Art and the Cartoon Comic – 1
We lived first in a semi-detached Army villa in the suburb of Seafield. At the bottom of the street was – is – a small park called Johnstone Gardens built around a rocky landscaped stream, surrounded by paths, shrubberies, flower beds and rock gardens, with tall trees as a backdrop. I was given my first little camera and shot many photos – now lost – in that park.
My mom took me there often : it was a ‘wild’ landscape in miniature.
I’d just got a serial comic – it was Odham’s “Mickey Mouse Weekly”. My folks enjoyed it too, but I’m sure my dad was looking for artistic quality in what he chose, and I’m really grateful. I looked forward to that comic, and devoured its contents. It wasn’t all Disney though – many of the other cartoons and illustrations were of a different quality and appealed less. I found myself gradually getting a preference for the Disney style of artwork.
Two principles stand out in Disney’s works, and I’d like to think they are a good training ground for any artist. Firstly, clarity of line. The Disney line is stylish in its boldness. Eye and hand are coordinated to produce a highly polished, clean result.
The First Principle : Clarity of Line (ie Draftsmanship)
In today’s art world it’s kinda cutesy and clever to leave your viewers guessing. “Is that a fish or a bird?” “Is that a person standing in all that murk or is it an elephant?” Hmmmm. Too many people are getting away with bad draftsmanship because their creations are regarded as “innovative” or “thought-provoking”. We are putting a premium on gimmickry rather than solid grounding. Art is becoming cerebral instead of visceral in its appeal.
Maybe the fact that the Universities have got in on the act of training people to be artists has something to do with it.
I admire Prince Charles for stepping up to the plate and founding The Prince’s Drawing School. It’s time someone stood up for the real fundamental values in Art. There’s nothing ‘old fashioned’ about it – these fundamentals apply to digital art just as they’ve done to traditional art through the centuries. For more information see also Wikipedia on The Prince’s Drawing School.

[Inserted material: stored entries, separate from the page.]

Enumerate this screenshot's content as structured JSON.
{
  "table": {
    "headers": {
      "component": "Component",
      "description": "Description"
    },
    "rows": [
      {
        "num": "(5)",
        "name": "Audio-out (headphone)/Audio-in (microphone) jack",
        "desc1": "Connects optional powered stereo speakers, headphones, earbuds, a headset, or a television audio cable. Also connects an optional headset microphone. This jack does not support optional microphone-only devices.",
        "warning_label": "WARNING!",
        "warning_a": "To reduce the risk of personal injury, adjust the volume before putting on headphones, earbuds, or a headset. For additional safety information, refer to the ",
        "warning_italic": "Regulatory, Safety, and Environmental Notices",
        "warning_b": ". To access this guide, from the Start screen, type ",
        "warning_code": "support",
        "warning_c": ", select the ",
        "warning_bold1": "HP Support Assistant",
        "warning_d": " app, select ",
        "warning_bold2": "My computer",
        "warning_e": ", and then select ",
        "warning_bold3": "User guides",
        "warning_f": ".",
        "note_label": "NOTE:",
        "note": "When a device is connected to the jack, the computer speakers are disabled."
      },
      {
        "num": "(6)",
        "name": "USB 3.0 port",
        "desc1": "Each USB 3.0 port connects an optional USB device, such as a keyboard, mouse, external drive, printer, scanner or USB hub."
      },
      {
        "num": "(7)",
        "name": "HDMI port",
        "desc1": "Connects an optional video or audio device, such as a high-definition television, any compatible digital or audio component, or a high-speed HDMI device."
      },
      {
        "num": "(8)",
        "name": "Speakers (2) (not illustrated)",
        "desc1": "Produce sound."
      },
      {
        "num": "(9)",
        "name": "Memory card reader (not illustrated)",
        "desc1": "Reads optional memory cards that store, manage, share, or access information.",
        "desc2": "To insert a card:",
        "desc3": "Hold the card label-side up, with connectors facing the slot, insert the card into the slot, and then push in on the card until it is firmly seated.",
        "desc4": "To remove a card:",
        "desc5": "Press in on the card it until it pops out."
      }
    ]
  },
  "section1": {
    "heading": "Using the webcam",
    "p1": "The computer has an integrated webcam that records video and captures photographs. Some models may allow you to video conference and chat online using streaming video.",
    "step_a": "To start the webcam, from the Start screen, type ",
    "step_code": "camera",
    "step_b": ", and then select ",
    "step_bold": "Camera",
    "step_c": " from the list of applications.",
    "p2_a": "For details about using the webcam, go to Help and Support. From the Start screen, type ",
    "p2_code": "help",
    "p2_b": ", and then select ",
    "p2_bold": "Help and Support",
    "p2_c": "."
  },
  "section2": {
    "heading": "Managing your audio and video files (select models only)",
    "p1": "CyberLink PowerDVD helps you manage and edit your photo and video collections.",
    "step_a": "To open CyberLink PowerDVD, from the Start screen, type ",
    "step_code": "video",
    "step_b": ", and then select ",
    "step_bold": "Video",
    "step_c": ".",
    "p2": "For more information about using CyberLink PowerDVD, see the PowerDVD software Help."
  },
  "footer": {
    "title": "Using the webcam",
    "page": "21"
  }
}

Photographs are definitely not art
Right now, photography is doing its darndest to take over the Art space. Many would say, “If you can get a good photograph why go for paintings?” And that, of course, provides another excuse for the current trends in Art proper. Well, I’m sorry, photographs (even manipulated, Photoshopped ones) won’t ever compare, and that’s because they lack involvement of the hand, eye, brain and understanding of the artist – the true creative process. And I mean involvement with the subject-matter, not the photographic process.